Monday, August 29, 2011

把心放下, 就是天堂


摆脱羁绊,飞得更高;
挣脱束缚,飞得更远。

等着看我,在空中翱翔...

Saturday, August 20, 2011

*thatshouldbeme*


THAT SHOULD BE ME ! WHY ?!
真的不知道,自己是白痴智障脑残还是神经病!
deactivate Facebook, 是要避你,但却总想办法得到你的最新消息;
想发简讯给你,却刻意发去知道你不可能再用的号码;
将一切在这里发泄,因为知道你不会来这里,但却希望你能看见这一切...
我怎么了?!
我投降!我输了,彻彻底底败在你手下...为什么?你狠狠地把我摔下还怕我死不了,还要用力的踏几脚,让我起不来才甘愿.为什么?你那么狠心,就连在我梦里,也要伤我?!

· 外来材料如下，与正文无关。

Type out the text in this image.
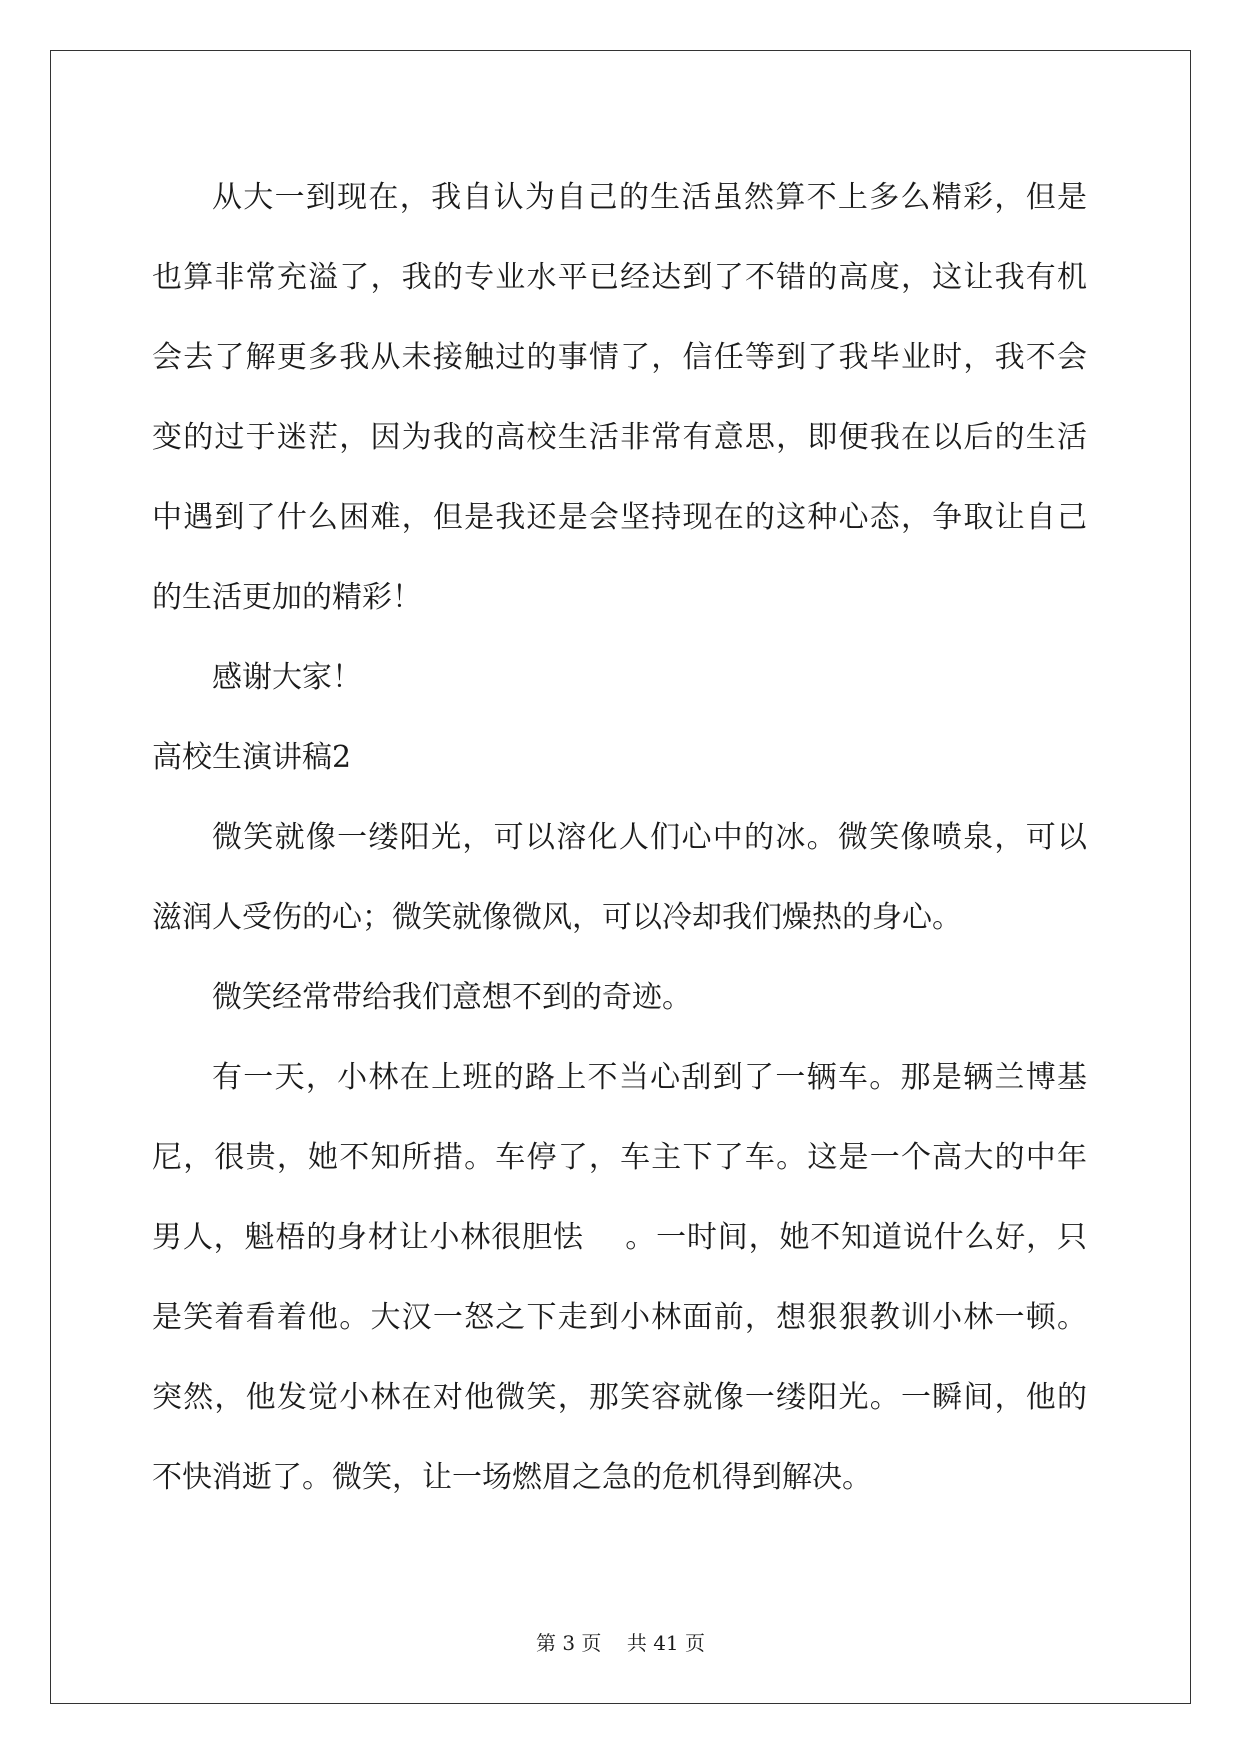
从大一到现在，我自认为自己的生活虽然算不上多么精彩，但是
也算非常充溢了，我的专业水平已经达到了不错的高度，这让我有机
会去了解更多我从未接触过的事情了，信任等到了我毕业时，我不会
变的过于迷茫，因为我的高校生活非常有意思，即便我在以后的生活
中遇到了什么困难，但是我还是会坚持现在的这种心态，争取让自己
的生活更加的精彩！
感谢大家！
高校生演讲稿2
微笑就像一缕阳光，可以溶化人们心中的冰。微笑像喷泉，可以
滋润人受伤的心；微笑就像微风，可以冷却我们燥热的身心。
微笑经常带给我们意想不到的奇迹。
有一天，小林在上班的路上不当心刮到了一辆车。那是辆兰博基
尼，很贵，她不知所措。车停了，车主下了车。这是一个高大的中年
男人，魁梧的身材让小林很胆怯    。一时间，她不知道说什么好，只
是笑着看着他。大汉一怒之下走到小林面前，想狠狠教训小林一顿。
突然，他发觉小林在对他微笑，那笑容就像一缕阳光。一瞬间，他的
不快消逝了。微笑，让一场燃眉之急的危机得到解决。
第 3 页    共 41 页
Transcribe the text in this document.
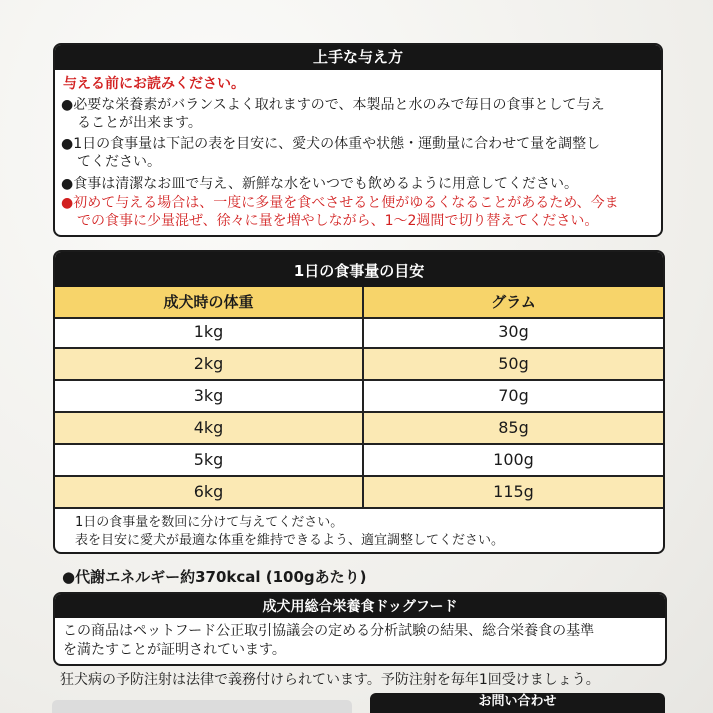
上手な与え方
与える前にお読みください。
●必要な栄養素がバランスよく取れますので、本製品と水のみで毎日の食事として与え
ることが出来ます。
●1日の食事量は下記の表を目安に、愛犬の体重や状態・運動量に合わせて量を調整し
てください。
●食事は清潔なお皿で与え、新鮮な水をいつでも飲めるように用意してください。
●初めて与える場合は、一度に多量を食べさせると便がゆるくなることがあるため、今ま
での食事に少量混ぜ、徐々に量を増やしながら、1～2週間で切り替えてください。
1日の食事量の目安
成犬時の体重	グラム
1kg	30g
2kg	50g
3kg	70g
4kg	85g
5kg	100g
6kg	115g
1日の食事量を数回に分けて与えてください。
表を目安に愛犬が最適な体重を維持できるよう、適宜調整してください。
●代謝エネルギー約370kcal (100gあたり)
成犬用総合栄養食ドッグフード
この商品はペットフード公正取引協議会の定める分析試験の結果、総合栄養食の基準
を満たすことが証明されています。
狂犬病の予防注射は法律で義務付けられています。予防注射を毎年1回受けましょう。
お問い合わせ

自己真的有够傻得,当初表哥的劝告根本听不进去,现在终于知道,哪些人真心想要我好... ...

Friday, August 19, 2011

没什么的 ~

Facebook, deactivate 了, 想了想,你应该不会到这里, 也应该从未记得我曾经告诉你这里...
你这几天应该过得很好吧? 肯定不会像我, 说真的我自己都不晓得这一个星期,我是怎么过的... 生活的步伐变得很慢,很慢... 但这没什么的, 只不过过得痛苦一些,一天的24小时,似乎得挨上一个世纪,才会结束...没什么的,就只不过像个疯子拼命望向手机...没什么的,只不过可以忘了自己在干什么...没什么的,就只是什么都吃不下...没什么的,只不过多了眼泪的相伴,无时无刻,如影随形...没什么的,只不过不会再像以往在课室大讲大笑...没什么的,就只不过泪总尾随着那些不断浮现在脑海的回忆,簌簌而下...没什么的,只不过哭着睡着,醒来还没离开被窝又流泪...没什么的,就只是这样而已;就只不过不是以往的我而已... ...没有必要在形容自己有多痛,用文字也根本形容不了... 没有人有兴趣知道,你更是完全不想理会是吧? 谢谢你,用你的甜言蜜语把我举得很高很高,接着狠狠地把我摔下,很好,就只不过这样,没什么的... ... 第一次,这么失控,就连我都讨厌现在的自己,怎么都控制不住的自己...这一次,我真的很失败,一向来我擅长的伪装快乐,我办不到...这一次,不管怎样装作没事,却还是被看穿...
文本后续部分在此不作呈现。